Here we can see the standard terminology for an aircraft movement,
The yaw relates to horizontal rotation that relates to the direction the aircraft is facing. Pitch is rotation for moving the front and tail end up and down with the front down the UAV will move forward or vice versa and Roll is the rotation from side to side this makes it move to the right or left.
Here we see a 4 rotor UAV typically known as a Quad or Quadcopter. (Image courtesy from OpenPilot open source UAV autopilot )
For this to fly we have 4 equally sized prop / motor configuration, two of the props generate down thrust in a clock wise rotation and the other two in a counter clockwise rotation, the reason for this is to prevent the quad from spinning having equal rotational forces in a clockwise and counter clockwise directions negates the twisting forces that you might expect if all props were spinning in the same direction.
By speeding up or slowing down certain pairs of props we can achieve all the directional movements of Roll, Pitch and Yaw.

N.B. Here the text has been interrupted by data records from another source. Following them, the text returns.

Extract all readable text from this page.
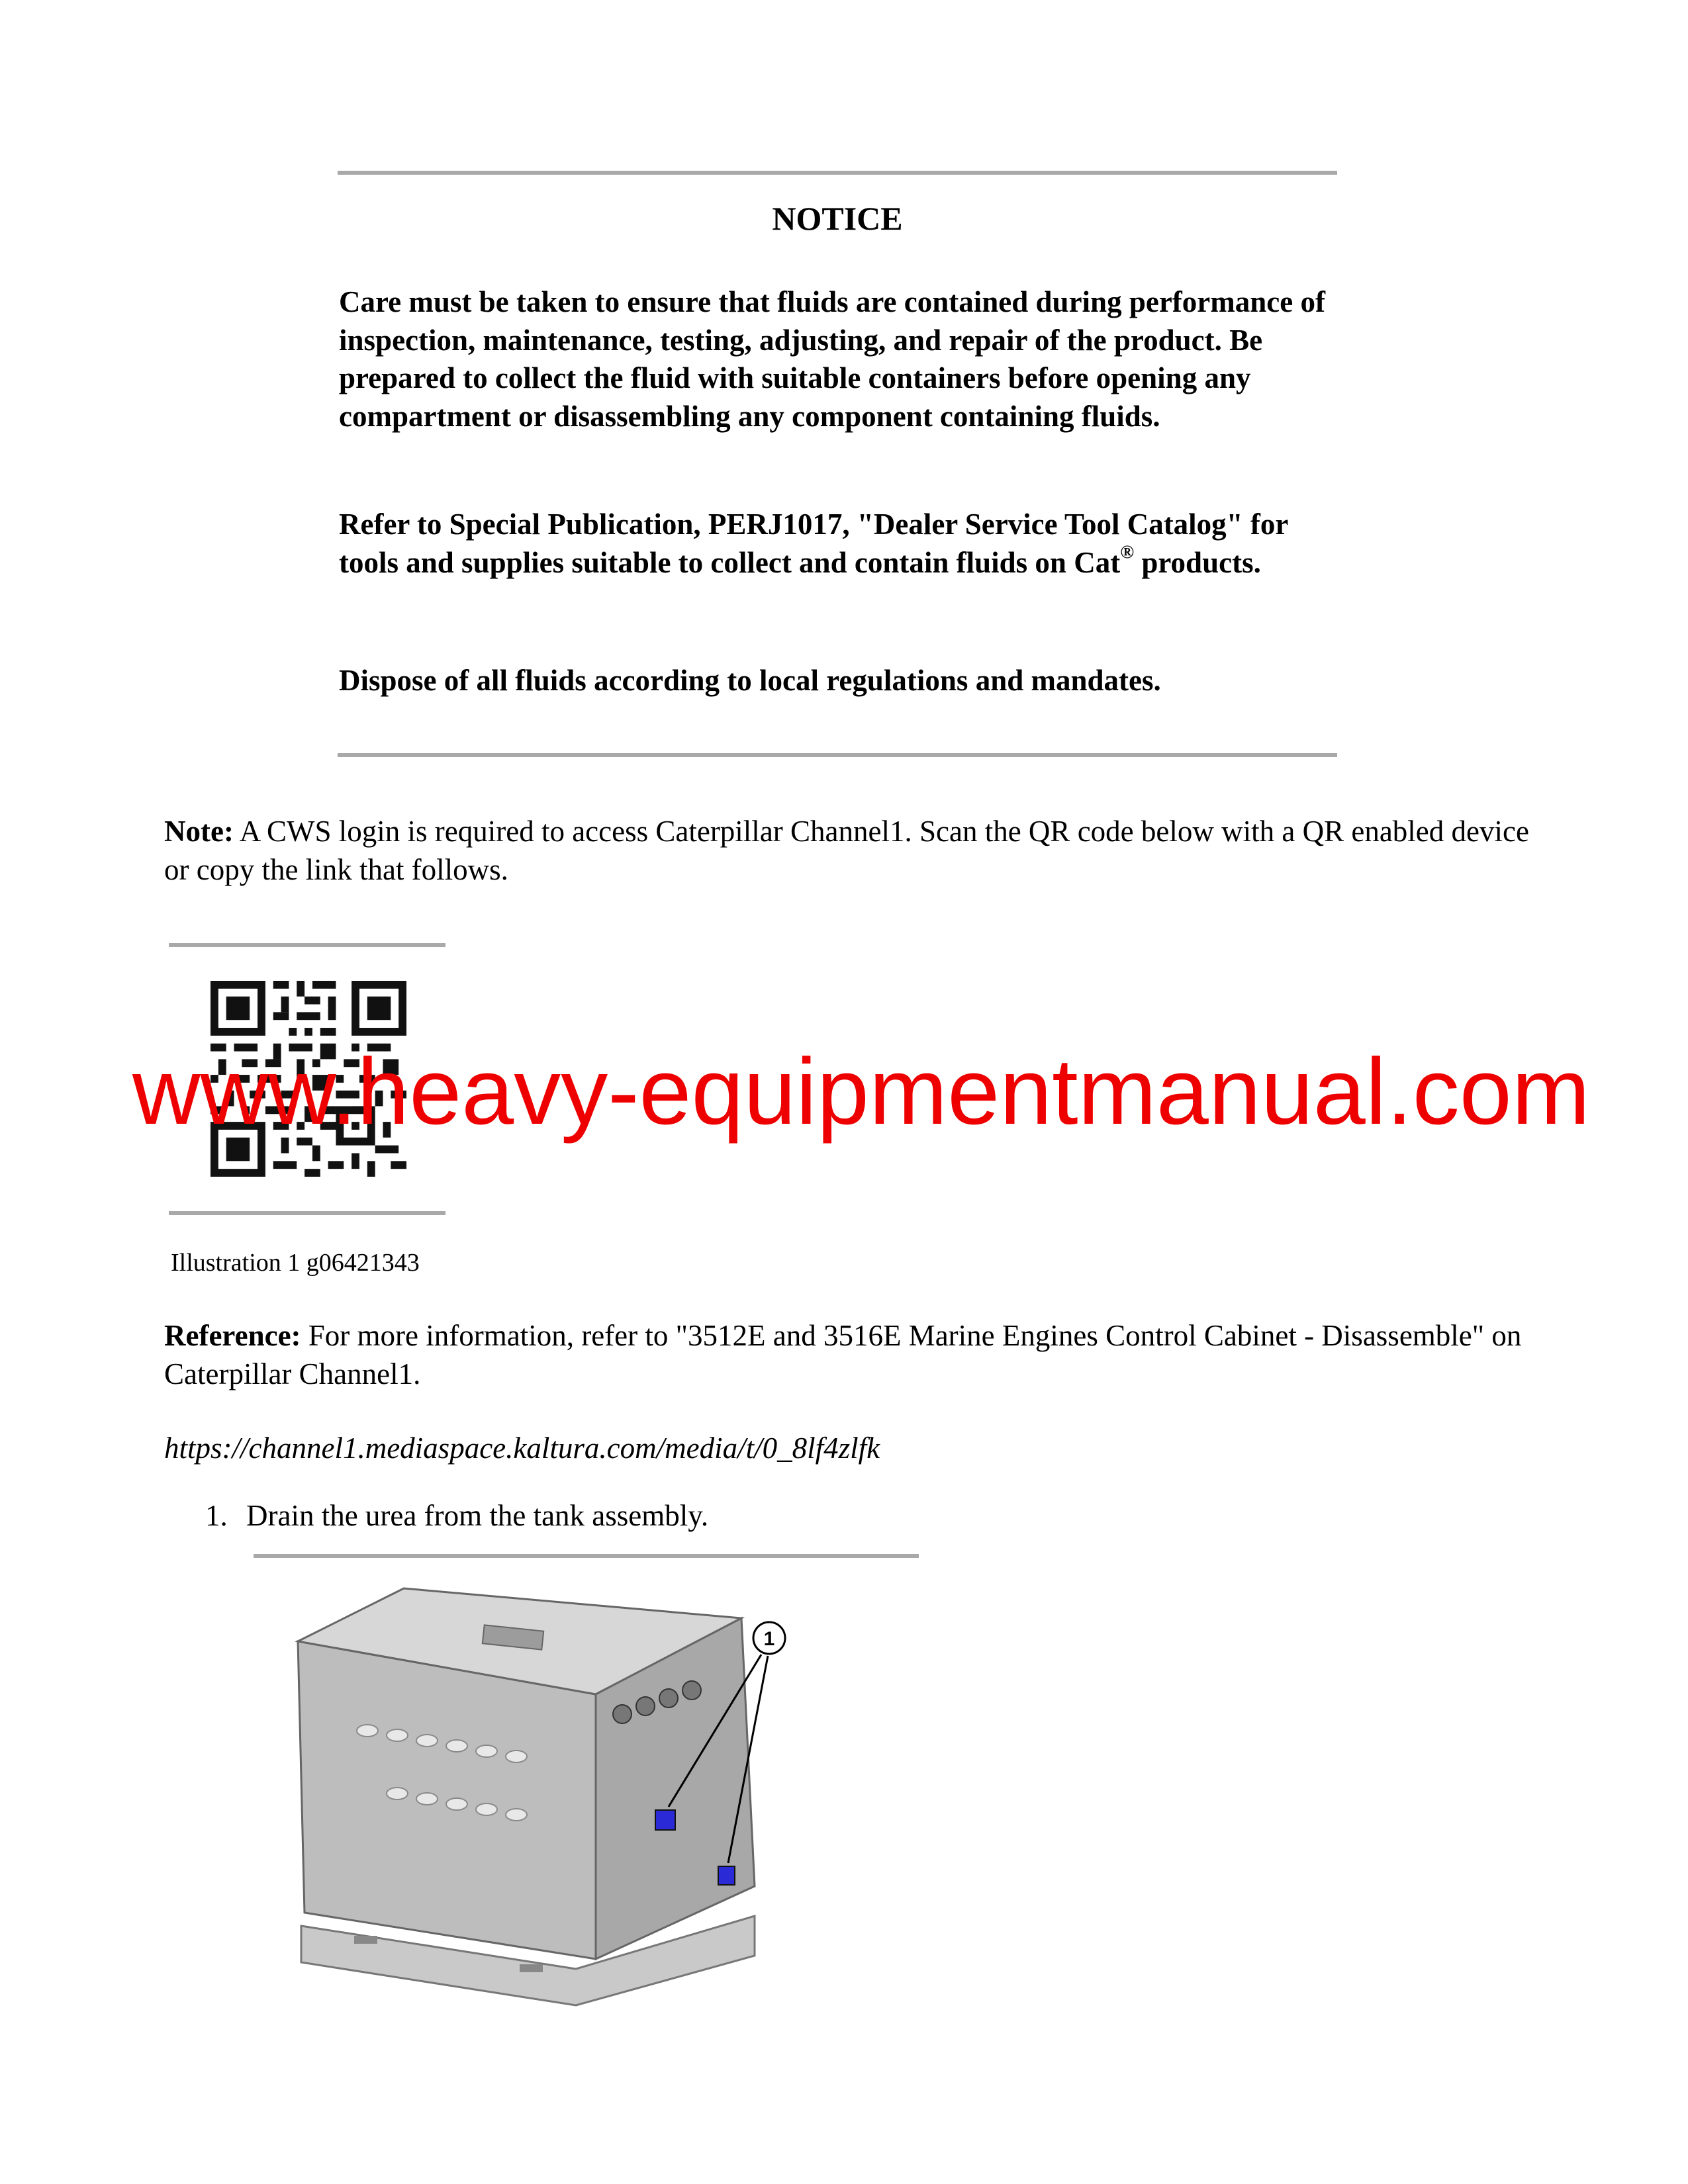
NOTICE

Care must be taken to ensure that fluids are contained during performance of inspection, maintenance, testing, adjusting, and repair of the product. Be prepared to collect the fluid with suitable containers before opening any compartment or disassembling any component containing fluids.

Refer to Special Publication, PERJ1017, "Dealer Service Tool Catalog" for tools and supplies suitable to collect and contain fluids on Cat® products.

Dispose of all fluids according to local regulations and mandates.

Note: A CWS login is required to access Caterpillar Channel1. Scan the QR code below with a QR enabled device or copy the link that follows.

Illustration 1 g06421343

Reference: For more information, refer to "3512E and 3516E Marine Engines Control Cabinet - Disassemble" on Caterpillar Channel1.

https://channel1.mediaspace.kaltura.com/media/t/0_8lf4zlfk
1. Drain the urea from the tank assembly.
1
www.heavy-equipmentmanual.com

For example if we speed up props 3 and 4 the back of the quad will tilt up causing it to fly forward, if we speed up props 2 and 3 the right hand side of the quad will tilt up causing it to fly to the left, by proportionally doing both we can get the quad to fly forward and to the left. This principle can be applied to any combination of props to achieve flight in any direction.
Now if we speed up props 2 and 4 the quad will rotate about the horizontal axis in a clockwise direction and similarly if we speed up props 1 and 3 the quad will rotate in a counter clockwise direction.
Whilst in this example we see a quad there are other configurations of multirotor that use this similar principle, a hexcopter use 6 props 3 in cw and 3 in ccw whilst an octocopter uses 8 props 4 in cw and 4 in ccw. One other UAV that we see is a tri copter this uses 3 props 2ccw and 1cw and also employs a servo to tilt the angle of the 2nd ccw prop to control yaw movement.
A very small foldable tricopter from the company Pocket Drone.
The most recognizable quadcopter from company DJI
A kit built Hexacopter
A heavy lift Octocopter carrying an SLR camera from Droidworx
Now to see this is in action with one of the most exhilarating uses for UAV is racing, have you every wanted to fly a pod racer from the sci-fi film stars wars or ride a 74-Z speeder bike in the woods on planet Endor, well this possibility is here, with FPV racing. Each machine is equipped with a small camera mounting on the UAV that is then transmitted back to a screen or video goggles to give you the experience of actually sitting in the craft whilst tearing around. This has proved to be very addictive and 2015 will see the start of officially run races as part of the Aerial Grand Prix.
Over this series of Blogs I will be touching on the major aspects of UAVs, if you are considering getting your first UAV then I will be running through a build of a multirotor UAV, covering different payloads and uses, safety aspects and all things related to UAV. Next time will be looking at build a UAV verses buy a UAV the benefits and what is currently available.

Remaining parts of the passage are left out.